My husband, who fancies himself as something of a classicist, was delighted to see the Turkish investigators of the Khashoggi horror in Istanbul with ‘Polis’ on their T-shirts. Against the odds of Ottoman rule and the Turkish cultural initiatives of Ataturk, this Greek word for a city society, polis, still designates the guardians of civic peace.

The borrowed word was all the more striking as the police were acting in Istanbul, the name of which derived from the Greek phrase eis ten polin, to the city. Where are you going? Eis ten polin, which by the 16th century had become Istanbul. A Turkish folk etymology derives the name from Islam bol, ‘plenty of Islam’, but this has no more basis than the popular version of asparagus in English being sparrow-grass.

When Graham Greene’s Stamboul Train was published in 1932, the destination of the Orient Express (the name of the novel in the United States) was still referred to as Constantinople. Stamboul was a form favoured by French-speakers, and Constantinople in the 19th century boasted a newspaper called Le Stamboul. Stambouline dress, as worn by Ottoman officials, was characterised by a black frock coat. It went with a fez, once the symbol of modernity (replacing the turban), only to be outlawed by Ataturk.

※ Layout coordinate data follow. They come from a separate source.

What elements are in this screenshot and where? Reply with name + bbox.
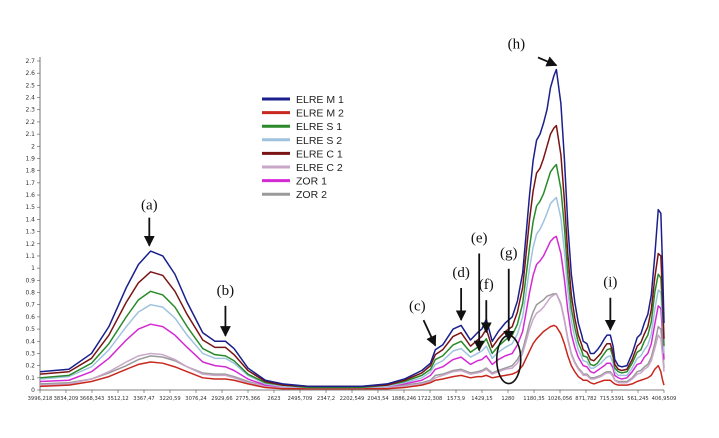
y-tick-label: 0.2 xyxy=(25,363,35,370)
x-tick-label: 2929,66 xyxy=(211,396,232,402)
x-tick-label: 2347,2 xyxy=(317,396,335,402)
legend-entry-0: ELRE M 1 xyxy=(296,94,344,106)
y-tick-label: 0.8 xyxy=(25,290,35,297)
series-line-5 xyxy=(39,292,665,390)
x-tick-label: 1180,35 xyxy=(523,396,544,402)
y-tick-label: 1.8 xyxy=(25,168,35,175)
series-line-4 xyxy=(39,124,665,388)
axes: 0 0.1 0.2 0.3 0.4 0.5 0.6 0.7 0.8 0.9 1 1.1 1.2 1.3 1.… xyxy=(25,57,676,402)
x-tick-label: 871,782 xyxy=(575,396,596,402)
legend-entry-7: ZOR 2 xyxy=(296,189,327,201)
legend-entry-4: ELRE C 1 xyxy=(296,148,343,160)
y-tick-label: 2.3 xyxy=(25,107,35,114)
x-tick-label: 3512,12 xyxy=(107,396,128,402)
series-line-3 xyxy=(39,196,665,389)
x-tick-label: 3996,218 xyxy=(28,396,53,402)
legend-entry-6: ZOR 1 xyxy=(296,176,327,188)
x-tick-label: 3668,343 xyxy=(80,396,105,402)
y-tick-label: 2.7 xyxy=(25,58,35,65)
series-line-7 xyxy=(39,292,665,390)
annotation-label-0: (a) xyxy=(141,198,158,214)
x-tick-label: 1280 xyxy=(501,396,514,402)
y-tick-label: 2.6 xyxy=(25,70,35,77)
y-tick-label: 2 xyxy=(31,143,35,150)
x-tick-label: 406,9509 xyxy=(652,396,677,402)
y-tick-label: 0.4 xyxy=(25,338,35,345)
y-tick-label: 0.3 xyxy=(25,350,35,357)
legend-entry-1: ELRE M 2 xyxy=(296,108,344,120)
x-tick-label: 3220,59 xyxy=(159,396,180,402)
y-tick-label: 1 xyxy=(31,265,35,272)
series-line-1 xyxy=(39,324,665,390)
y-tick-label: 0.9 xyxy=(25,277,35,284)
annotation-arrow-2 xyxy=(422,319,437,347)
series-layer xyxy=(39,68,665,390)
y-tick-label: 0.6 xyxy=(25,314,35,321)
x-tick-label: 715,5391 xyxy=(600,396,625,402)
annotation-circle-g xyxy=(495,334,522,385)
y-tick-label: 1.1 xyxy=(25,253,35,260)
annotation-label-6: (g) xyxy=(500,246,518,262)
legend-entry-5: ELRE C 2 xyxy=(296,162,343,174)
annotation-label-3: (d) xyxy=(452,265,470,281)
y-tick-label: 1.5 xyxy=(25,204,35,211)
y-tick-label: 0 xyxy=(31,387,35,394)
annotation-label-8: (i) xyxy=(603,275,617,291)
x-tick-label: 1429,15 xyxy=(471,396,492,402)
y-tick-label: 1.6 xyxy=(25,192,35,199)
annotation-label-2: (c) xyxy=(409,299,426,315)
x-tick-label: 3076,24 xyxy=(185,396,207,402)
y-tick-label: 0.5 xyxy=(25,326,35,333)
legend-entry-2: ELRE S 1 xyxy=(296,121,342,133)
y-tick-label: 0.7 xyxy=(25,302,35,309)
x-tick-label: 1722,308 xyxy=(418,396,443,402)
x-tick-label: 2043,54 xyxy=(367,396,389,402)
x-tick-label: 3834,209 xyxy=(54,396,79,402)
x-tick-label: 2775,366 xyxy=(236,396,261,402)
annotation-label-7: (h) xyxy=(508,36,526,52)
x-tick-label: 1026,056 xyxy=(548,396,573,402)
series-line-2 xyxy=(39,163,665,389)
y-tick-label: 1.9 xyxy=(25,155,35,162)
annotation-layer: (a) (b) (c) (d) (e) (f) (g) (h) (i) xyxy=(141,36,617,385)
annotation-label-1: (b) xyxy=(217,283,235,299)
y-tick-label: 1.4 xyxy=(25,216,35,223)
y-tick-label: 2.5 xyxy=(25,82,35,89)
y-tick-label: 1.3 xyxy=(25,229,35,236)
y-tick-label: 0.1 xyxy=(25,375,35,382)
y-tick-label: 1.7 xyxy=(25,180,35,187)
y-tick-label: 1.2 xyxy=(25,241,35,248)
x-tick-label: 2623 xyxy=(267,396,280,402)
y-tick-label: 2.2 xyxy=(25,119,35,126)
legend-entry-3: ELRE S 2 xyxy=(296,135,342,147)
series-line-0 xyxy=(39,68,665,388)
series-line-6 xyxy=(39,235,665,389)
x-tick-label: 1573,9 xyxy=(447,396,465,402)
x-tick-label: 561,245 xyxy=(627,396,648,402)
annotation-arrow-7 xyxy=(537,56,558,67)
x-tick-label: 2495,709 xyxy=(288,396,313,402)
annotation-label-5: (f) xyxy=(479,277,494,293)
x-tick-label: 2202,549 xyxy=(340,396,365,402)
annotation-label-4: (e) xyxy=(471,230,488,246)
y-tick-label: 2.1 xyxy=(25,131,35,138)
y-tick-label: 2.4 xyxy=(25,95,35,102)
x-tick-label: 1886,246 xyxy=(392,396,417,402)
x-tick-label: 3367,47 xyxy=(133,396,154,402)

As for police, the word was for centuries connected in English with policy and political economy. In 1714, when Queen Anne appointed Commissioners of Police in Scotland, their duty was the general internal administration of the country. In Britain, the first force called police to keep law and order was the Marine Police force on the Thames in 1798, three decades before the Metropolitan or ‘New Police’ of 1829.